Hot Houston summer and cold winter set new electricity records

U.S. households bought 6 percent more electricity in 2018 than they did the previous year.

U.S. households bought 6 percent more electricity in 2018 than they did the previous year.




HOUSTON - Last year's Houston cold winter and hot summer drove power use to record levels, especially among households that rely on electricity for air conditioning.

Electricity generation increased 4 per cent nationwide in 2018 and produced 4,178 million megawatt hours, surpassing the previous peak of 4,157 megawatt hours set in 2007, the Energy Department reported.

U.S.

households bought 6 percent more electricity in 2018 than they did the previous year, reflecting the fact 87 percent of households cool their homes with air conditioning and 35 percent use electricity for heating.

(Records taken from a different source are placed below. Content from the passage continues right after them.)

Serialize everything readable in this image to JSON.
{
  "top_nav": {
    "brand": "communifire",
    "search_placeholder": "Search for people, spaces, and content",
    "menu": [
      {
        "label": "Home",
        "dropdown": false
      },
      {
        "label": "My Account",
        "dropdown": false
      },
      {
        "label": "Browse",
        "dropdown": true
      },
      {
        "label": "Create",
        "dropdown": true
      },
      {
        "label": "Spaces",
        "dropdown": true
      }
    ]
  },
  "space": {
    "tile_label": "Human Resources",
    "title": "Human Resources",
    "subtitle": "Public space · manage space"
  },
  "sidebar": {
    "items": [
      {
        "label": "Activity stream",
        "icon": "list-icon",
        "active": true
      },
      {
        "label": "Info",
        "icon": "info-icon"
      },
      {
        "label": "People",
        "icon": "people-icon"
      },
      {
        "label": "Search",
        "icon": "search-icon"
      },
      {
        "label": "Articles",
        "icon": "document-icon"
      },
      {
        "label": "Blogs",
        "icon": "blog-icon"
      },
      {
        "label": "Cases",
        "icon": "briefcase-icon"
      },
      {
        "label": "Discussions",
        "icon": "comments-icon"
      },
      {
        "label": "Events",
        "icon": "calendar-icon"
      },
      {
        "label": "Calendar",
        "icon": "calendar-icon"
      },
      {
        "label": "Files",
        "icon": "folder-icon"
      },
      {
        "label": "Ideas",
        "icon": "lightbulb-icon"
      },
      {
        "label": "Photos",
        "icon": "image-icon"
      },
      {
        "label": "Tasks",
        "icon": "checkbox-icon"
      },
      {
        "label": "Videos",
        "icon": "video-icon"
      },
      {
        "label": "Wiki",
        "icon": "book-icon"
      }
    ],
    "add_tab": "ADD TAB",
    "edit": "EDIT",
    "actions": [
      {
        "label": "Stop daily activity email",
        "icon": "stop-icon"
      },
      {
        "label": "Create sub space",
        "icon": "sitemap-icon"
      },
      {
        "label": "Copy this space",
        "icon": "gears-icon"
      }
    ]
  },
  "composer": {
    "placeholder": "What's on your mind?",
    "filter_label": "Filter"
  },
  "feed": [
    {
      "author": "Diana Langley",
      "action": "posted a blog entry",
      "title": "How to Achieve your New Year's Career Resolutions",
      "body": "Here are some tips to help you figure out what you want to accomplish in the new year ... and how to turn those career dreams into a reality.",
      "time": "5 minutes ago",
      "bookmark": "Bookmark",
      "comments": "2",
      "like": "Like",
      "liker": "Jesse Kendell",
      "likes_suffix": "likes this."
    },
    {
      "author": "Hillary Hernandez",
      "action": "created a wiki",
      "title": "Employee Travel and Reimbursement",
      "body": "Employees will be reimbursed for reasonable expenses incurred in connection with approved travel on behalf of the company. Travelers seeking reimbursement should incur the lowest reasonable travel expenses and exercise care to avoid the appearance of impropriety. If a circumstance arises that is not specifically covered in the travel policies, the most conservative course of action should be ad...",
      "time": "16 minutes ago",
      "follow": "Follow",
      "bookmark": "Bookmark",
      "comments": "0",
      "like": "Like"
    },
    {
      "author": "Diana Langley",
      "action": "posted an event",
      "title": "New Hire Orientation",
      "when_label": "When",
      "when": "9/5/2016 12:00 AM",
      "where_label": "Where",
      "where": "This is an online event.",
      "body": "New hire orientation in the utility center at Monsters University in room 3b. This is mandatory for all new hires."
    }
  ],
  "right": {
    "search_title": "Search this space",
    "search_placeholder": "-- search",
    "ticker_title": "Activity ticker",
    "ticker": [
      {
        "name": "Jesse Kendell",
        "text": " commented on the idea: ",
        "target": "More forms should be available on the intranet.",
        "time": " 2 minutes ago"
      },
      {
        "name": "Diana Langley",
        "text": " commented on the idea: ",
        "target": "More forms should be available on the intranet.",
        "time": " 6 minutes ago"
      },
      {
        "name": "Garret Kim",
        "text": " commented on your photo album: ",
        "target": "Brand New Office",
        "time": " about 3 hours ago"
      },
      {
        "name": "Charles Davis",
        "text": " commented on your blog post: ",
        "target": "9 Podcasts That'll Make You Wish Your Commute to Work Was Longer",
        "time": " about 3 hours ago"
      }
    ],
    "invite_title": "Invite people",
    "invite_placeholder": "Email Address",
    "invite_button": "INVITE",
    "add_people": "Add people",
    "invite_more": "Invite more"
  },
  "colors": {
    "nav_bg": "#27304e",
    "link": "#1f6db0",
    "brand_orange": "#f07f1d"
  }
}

Electricity sales to the commercial sector increased 2 percent in 2018 compared to the previous year while the industrial sector bought 3 percent less last year.

Going forward, the Energy Department forecasts that electricity consumption will grow at a slower pace than in recent decades as technology improves and energy efficiency standards moderate consumption.

The economy and population growth are primary drivers of demand and the government predicts the number of households will grow at 0.7 percent per year from now until 2050 but electricity demand will grow only by 0.4 percent annually.

Likewise, commercial floor space is expected to increase 1 percent per year from now until 2050 but electricity sales will increase only by half that amount.